You don’t spend many hours in front of American TV shows without picking up one or two invaluable life skills; notably the ability to stage, when a suitable crisis point dawns, an intervention.
So, here goes. I have stood idly by long enough as our forlorn friend slouches glumly in front of a mirror, forever agitated by what it sees. Craving a nip here or a tuck there. Bending its back not to draw the free but to gaze again at its navel.
Dear, insecure Gaelic football, with your chronic self-esteem issues; it’s time we gathered your loved ones round to talk this out once and for all.
Though you can always detect a low hum of shame among football people,traditionally the annual festival of introspection doesn’t begin in earnest until the first few weeks of championship throw up a couple of shockers.
But this year they have hit rock bottom early, brows beaten double scores, apologetically mouthing familiar incantations. Blanket defence. No defined tackle. Pulling and dragging. Overuse of the hand-pass.
They have sought succour the only way they know; by forming another committee, just to see how bad things really are. Naturally, the Football Review Group will be chaired by Eugene McGee, a distinguished football man, but one who expresses reservations about the state of the game at roughly the same rate he inhales oxygen. It’s less a think tank than a concern cauldron.
A letter to this paper, penned by Pat Ward from Navan, encapsulates the latest wave of angst enveloping these people.
“Gaelic football is no longer an attractive game. It’s turned into a rugby-basketball game on a football pitch. It’s time we had a football game in which the ball is moved only by kicking it. No throwing the ball by hand or fist.”
Just one thing; that letter was posted in July, 1998. No doubt one could produce piles of similar correspondence that arrived in the orange vans of the P&T. Same as it ever was.
But let’s get down to brass tacks.
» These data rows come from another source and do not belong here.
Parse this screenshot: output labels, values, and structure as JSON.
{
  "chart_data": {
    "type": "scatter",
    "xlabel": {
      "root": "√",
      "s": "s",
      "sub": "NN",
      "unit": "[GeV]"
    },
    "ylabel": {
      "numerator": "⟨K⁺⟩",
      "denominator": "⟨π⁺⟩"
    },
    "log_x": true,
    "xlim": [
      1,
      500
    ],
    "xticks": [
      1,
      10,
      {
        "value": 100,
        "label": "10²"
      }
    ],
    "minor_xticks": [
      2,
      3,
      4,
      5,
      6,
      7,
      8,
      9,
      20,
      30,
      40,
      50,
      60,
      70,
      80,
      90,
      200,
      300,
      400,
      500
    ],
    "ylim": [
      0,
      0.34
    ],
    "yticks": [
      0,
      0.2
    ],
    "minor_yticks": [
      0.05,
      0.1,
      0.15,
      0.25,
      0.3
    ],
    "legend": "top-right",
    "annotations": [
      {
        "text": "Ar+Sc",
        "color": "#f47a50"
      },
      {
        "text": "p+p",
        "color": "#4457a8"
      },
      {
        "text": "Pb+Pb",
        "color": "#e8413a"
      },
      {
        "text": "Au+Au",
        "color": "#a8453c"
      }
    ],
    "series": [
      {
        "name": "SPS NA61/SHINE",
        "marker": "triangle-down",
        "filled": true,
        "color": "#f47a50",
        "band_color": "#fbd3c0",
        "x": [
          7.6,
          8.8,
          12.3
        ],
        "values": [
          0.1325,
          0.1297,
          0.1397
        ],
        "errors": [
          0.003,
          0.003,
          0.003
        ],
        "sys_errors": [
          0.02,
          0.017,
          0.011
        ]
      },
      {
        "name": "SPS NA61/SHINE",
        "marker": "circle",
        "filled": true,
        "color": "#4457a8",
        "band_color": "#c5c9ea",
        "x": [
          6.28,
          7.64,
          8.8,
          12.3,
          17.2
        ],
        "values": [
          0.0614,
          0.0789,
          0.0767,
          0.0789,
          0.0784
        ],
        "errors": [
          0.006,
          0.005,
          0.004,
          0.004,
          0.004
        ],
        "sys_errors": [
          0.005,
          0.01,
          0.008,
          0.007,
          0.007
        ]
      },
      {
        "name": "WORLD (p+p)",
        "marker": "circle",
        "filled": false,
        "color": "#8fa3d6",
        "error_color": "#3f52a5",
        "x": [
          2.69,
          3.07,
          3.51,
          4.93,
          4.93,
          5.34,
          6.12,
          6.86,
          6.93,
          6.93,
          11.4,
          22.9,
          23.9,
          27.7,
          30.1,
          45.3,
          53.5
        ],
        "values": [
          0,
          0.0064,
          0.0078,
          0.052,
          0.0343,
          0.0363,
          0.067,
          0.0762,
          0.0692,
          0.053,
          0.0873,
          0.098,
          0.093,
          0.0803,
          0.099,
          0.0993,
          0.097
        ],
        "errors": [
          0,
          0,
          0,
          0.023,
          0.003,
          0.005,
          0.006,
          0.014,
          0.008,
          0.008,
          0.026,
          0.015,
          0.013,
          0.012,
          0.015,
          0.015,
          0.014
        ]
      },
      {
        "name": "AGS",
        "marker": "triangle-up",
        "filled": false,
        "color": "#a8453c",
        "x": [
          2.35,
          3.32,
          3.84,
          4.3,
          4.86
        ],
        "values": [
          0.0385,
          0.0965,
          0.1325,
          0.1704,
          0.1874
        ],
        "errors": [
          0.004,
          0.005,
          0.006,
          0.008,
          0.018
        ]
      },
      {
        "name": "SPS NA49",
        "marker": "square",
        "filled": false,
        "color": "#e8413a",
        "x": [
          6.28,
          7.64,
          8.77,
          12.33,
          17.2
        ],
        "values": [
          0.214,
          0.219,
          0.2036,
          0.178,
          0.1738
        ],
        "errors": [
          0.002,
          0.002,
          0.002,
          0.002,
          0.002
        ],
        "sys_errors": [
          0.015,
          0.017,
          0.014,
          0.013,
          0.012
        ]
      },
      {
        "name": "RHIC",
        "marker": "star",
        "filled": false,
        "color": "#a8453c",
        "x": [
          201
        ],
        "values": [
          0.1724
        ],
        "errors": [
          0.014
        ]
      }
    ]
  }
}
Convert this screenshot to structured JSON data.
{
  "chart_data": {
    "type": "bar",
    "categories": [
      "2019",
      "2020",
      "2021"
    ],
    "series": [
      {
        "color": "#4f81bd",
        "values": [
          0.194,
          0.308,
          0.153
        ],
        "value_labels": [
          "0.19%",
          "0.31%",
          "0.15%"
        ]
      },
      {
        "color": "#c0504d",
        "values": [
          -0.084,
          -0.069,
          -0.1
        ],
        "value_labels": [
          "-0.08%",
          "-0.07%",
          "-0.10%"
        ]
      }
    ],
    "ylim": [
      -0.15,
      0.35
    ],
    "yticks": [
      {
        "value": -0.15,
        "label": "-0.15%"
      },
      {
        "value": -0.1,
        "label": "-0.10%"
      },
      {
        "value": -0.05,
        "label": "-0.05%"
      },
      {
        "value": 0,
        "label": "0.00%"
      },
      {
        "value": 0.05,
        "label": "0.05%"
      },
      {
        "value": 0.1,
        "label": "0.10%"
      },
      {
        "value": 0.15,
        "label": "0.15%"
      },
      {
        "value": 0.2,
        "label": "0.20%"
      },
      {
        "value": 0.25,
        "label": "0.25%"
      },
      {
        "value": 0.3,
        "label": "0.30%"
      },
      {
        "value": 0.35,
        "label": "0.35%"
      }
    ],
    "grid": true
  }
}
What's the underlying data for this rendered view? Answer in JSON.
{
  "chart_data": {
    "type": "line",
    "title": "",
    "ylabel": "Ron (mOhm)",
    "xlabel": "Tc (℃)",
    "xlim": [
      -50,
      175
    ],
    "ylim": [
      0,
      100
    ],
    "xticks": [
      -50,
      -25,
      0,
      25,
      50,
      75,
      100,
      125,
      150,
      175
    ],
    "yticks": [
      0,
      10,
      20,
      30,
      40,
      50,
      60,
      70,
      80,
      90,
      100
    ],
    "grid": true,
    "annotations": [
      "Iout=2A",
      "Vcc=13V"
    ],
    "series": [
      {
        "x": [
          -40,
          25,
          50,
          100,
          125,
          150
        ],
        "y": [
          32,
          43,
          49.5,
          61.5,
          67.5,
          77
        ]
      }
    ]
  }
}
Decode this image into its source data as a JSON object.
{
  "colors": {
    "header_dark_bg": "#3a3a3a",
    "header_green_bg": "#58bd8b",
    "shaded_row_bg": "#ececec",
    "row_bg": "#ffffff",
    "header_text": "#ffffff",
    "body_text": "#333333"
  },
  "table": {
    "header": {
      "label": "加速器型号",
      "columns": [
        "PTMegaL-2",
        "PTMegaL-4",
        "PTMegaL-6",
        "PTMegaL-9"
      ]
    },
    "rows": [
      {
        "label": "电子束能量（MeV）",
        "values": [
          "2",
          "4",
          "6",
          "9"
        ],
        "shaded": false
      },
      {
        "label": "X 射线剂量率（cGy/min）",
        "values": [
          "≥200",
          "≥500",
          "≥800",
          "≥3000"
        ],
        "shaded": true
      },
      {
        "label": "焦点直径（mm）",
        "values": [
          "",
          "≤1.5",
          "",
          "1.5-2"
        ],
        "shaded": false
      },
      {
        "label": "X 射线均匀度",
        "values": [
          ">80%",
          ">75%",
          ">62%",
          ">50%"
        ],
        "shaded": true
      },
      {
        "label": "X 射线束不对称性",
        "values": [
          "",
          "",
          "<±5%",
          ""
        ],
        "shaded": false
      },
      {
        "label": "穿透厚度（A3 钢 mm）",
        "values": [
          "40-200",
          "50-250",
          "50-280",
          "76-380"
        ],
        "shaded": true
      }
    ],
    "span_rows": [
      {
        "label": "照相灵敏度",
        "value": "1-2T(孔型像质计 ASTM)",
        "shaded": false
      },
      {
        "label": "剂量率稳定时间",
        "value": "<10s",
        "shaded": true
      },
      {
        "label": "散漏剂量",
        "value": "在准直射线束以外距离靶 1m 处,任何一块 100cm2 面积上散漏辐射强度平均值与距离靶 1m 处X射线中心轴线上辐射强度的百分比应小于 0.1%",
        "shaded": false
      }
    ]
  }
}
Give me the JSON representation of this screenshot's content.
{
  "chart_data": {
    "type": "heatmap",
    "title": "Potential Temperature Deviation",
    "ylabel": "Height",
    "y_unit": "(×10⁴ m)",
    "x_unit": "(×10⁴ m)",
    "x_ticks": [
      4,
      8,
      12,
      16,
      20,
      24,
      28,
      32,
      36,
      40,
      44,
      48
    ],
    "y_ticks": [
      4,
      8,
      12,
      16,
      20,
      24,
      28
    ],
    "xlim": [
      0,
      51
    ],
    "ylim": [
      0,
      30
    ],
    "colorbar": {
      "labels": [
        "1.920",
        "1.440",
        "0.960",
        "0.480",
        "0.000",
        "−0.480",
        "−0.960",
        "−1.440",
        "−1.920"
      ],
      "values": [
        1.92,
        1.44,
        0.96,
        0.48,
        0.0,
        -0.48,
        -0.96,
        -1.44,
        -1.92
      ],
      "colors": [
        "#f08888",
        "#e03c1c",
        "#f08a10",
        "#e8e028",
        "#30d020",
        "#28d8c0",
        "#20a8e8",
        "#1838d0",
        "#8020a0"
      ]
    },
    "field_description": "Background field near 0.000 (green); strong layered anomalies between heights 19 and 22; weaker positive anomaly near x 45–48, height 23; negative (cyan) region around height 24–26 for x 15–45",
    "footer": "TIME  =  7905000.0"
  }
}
Firstly, what is it about the blessed hand-pass that so invigorates a Gael’s thirst for self-flagellation? How is it he becomes so repulsed when players safely deliver possession of a football to one another via a series of discrete caresses? And yet, in another code, when a few heavy lads from good schools muster a comparable exchange — without the inconvenient requirement to mime an exaggerated striking action — it is regarded as the apotheosis of sporting achievement.
By the same token, how come a few defensive outings by Donegal can shake the foundations of the Gaelic community so hard?
After all, we didn’t, when Chelsea’s negativity paid off against Barcelona, hear much from UEFA about the need to reduce football, once and for all, to seven-a-side.
So why are Gaelic football people so down on themselves and their game? Of course there may be deep-rooted reserves of self-loathing too engrained to unravel here, but ultimately I think the principle reason we spend too much time fretting about the sport’s attractiveness is straightforward. As a man on anfearrua.com pointed out this week — the sporadic nature of championship involvement for most counties means we all watch far too many football matches as neutrals.
To appreciate the importance of this, recall what happens roughly 10 days into any major soccer championship that Ireland misses out on.
Billo, Dunphy and Giles frown through a summit on declining standards of international football, with particular reference to the growing popularity of Playstations and frustratingly improved economic conditions in South America.
But if Ireland are there, we’re far too busy getting injury updates from Tony O’Donoghue. It is, essentially, a matter of priorities.
When you’re on the edge of your seat, you’re not too concerned if the spectacle doesn’t lift you out of it. The idea that patrons attend matches to be entertained is spurious anyway. They do so to support or belong. So surely football’s chief problem, more than anything fundamentally wrong with the game, is a league no one cares about and a championship that leaves too many looking on from the sidelines, grousing.
This is, after all, a game that produces moments as swift, clean and thrillingly clinical as Colm O’Neill’s goal last Sunday, even though, hideously, he was supplied by a hand-pass. So chill out, lads. It’s the moaning, more than anything, that’s boring.